HRW’s report, Cruel Britannia, details the involvement of the British government in the cases of Salahuddin Amin, Zeeshan Siddiqui, ZZ (name withheld), Rangzieb Ahmed and Rashid Rauf.

Despite repeated assurances by the Foreign Secretary that the British government ‘does not condone the use of torture’ the HRW report begs important questions on just how honest and open the government has been in answering these allegations.

The failure of the government to provide the intelligence and security committee with the guidelines given to the intelligence services on interrogating terror suspects has already invited stern criticism from the committee. The committee states on its website:

"Despite repeated requests this guidance has still not been provided…therefore we are not yet able to begin our investigation."

And the High Court last week rejected further efforts by the Foreign Secretary to withhold information in the torture case of Binyam Mohamed.

The Joint Committee on Human Rights in its report on ‘Allegations of UK Complicity in Torture’ noted that the Foreign and Home Secretaries had failed to provide adequate responses to committee requests for oral and written evidence and urged the establishment of an independent inquiry to look into the allegations.

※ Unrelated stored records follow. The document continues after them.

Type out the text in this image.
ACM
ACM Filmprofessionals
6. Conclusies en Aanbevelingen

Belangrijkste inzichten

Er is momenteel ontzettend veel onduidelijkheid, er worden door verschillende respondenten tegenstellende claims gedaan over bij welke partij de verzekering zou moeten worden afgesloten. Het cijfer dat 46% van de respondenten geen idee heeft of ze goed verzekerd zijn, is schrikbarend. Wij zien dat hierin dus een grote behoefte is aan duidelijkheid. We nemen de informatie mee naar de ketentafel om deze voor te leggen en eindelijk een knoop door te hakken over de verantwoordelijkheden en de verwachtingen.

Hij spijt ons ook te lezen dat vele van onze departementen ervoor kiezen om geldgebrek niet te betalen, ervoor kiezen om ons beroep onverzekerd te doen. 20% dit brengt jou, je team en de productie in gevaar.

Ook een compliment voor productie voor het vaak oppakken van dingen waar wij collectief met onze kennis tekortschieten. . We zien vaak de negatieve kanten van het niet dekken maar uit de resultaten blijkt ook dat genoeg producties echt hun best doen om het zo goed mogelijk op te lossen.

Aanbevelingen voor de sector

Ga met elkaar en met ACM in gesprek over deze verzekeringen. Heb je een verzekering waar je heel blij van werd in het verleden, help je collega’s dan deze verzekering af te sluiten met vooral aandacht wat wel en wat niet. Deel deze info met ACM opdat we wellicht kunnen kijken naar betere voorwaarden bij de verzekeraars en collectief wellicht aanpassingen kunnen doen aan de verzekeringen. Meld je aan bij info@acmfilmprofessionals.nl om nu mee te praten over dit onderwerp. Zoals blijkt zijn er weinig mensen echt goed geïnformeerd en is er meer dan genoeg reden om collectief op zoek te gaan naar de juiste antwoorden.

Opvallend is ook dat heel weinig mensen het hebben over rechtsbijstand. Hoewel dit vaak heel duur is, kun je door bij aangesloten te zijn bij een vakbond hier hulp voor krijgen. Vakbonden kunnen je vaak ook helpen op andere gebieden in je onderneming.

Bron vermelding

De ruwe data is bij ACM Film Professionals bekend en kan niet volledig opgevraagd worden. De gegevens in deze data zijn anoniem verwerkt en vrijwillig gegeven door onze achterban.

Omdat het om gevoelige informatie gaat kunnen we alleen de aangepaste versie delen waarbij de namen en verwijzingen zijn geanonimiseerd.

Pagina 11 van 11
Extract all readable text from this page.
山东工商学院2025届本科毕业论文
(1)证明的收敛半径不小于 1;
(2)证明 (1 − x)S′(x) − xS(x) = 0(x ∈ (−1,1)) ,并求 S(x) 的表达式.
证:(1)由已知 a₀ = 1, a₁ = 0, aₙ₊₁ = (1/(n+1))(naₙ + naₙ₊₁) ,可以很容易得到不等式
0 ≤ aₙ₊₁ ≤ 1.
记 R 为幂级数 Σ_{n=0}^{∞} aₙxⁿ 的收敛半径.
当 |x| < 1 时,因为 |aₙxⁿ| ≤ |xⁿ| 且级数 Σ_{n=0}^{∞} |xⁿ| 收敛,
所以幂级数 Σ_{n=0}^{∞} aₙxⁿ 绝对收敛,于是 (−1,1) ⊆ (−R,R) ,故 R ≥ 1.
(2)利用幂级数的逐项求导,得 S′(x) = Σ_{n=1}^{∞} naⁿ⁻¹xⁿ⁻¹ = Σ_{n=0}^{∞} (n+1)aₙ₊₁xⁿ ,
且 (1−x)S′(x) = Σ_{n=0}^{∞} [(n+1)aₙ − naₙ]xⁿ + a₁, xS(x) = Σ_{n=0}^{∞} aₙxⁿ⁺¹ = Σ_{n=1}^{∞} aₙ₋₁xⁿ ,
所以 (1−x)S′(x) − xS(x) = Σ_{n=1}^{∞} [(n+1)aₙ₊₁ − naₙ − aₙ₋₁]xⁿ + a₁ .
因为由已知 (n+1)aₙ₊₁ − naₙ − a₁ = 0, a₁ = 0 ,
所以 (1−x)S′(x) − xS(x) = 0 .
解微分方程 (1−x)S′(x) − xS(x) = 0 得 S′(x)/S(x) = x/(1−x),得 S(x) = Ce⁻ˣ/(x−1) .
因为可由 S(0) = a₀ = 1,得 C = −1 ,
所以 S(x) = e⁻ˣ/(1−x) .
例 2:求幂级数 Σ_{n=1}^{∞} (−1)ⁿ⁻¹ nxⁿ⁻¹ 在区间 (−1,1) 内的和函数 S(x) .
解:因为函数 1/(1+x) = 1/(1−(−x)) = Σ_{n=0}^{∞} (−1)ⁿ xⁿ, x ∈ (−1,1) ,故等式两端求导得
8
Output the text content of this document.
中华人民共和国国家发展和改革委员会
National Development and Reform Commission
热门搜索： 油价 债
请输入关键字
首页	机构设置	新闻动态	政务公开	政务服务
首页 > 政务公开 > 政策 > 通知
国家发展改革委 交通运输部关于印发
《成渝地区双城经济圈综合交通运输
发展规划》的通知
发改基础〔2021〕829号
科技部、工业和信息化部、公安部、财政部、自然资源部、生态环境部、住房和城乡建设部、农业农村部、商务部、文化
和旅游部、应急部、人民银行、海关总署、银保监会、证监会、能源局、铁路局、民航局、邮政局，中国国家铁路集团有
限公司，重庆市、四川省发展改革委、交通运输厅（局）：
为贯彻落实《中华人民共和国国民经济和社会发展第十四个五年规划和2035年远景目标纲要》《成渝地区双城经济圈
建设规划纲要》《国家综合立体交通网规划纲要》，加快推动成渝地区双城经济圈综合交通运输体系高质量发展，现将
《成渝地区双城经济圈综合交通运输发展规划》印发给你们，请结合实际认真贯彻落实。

Louise Christian, on CiF, asks:

Do we now really live in a country where our government is not made to respond to compelling evidence of our security services' egging on torture by others by (inter alia) removal of fingernails, forcible catheterisation, beatings, hanging by leather straps and rape with a wooden handle? Can the government live with its "legally, morally and politically invidious position" in this sorry story? What can we all do to express our outrage if, once again, it does nothing?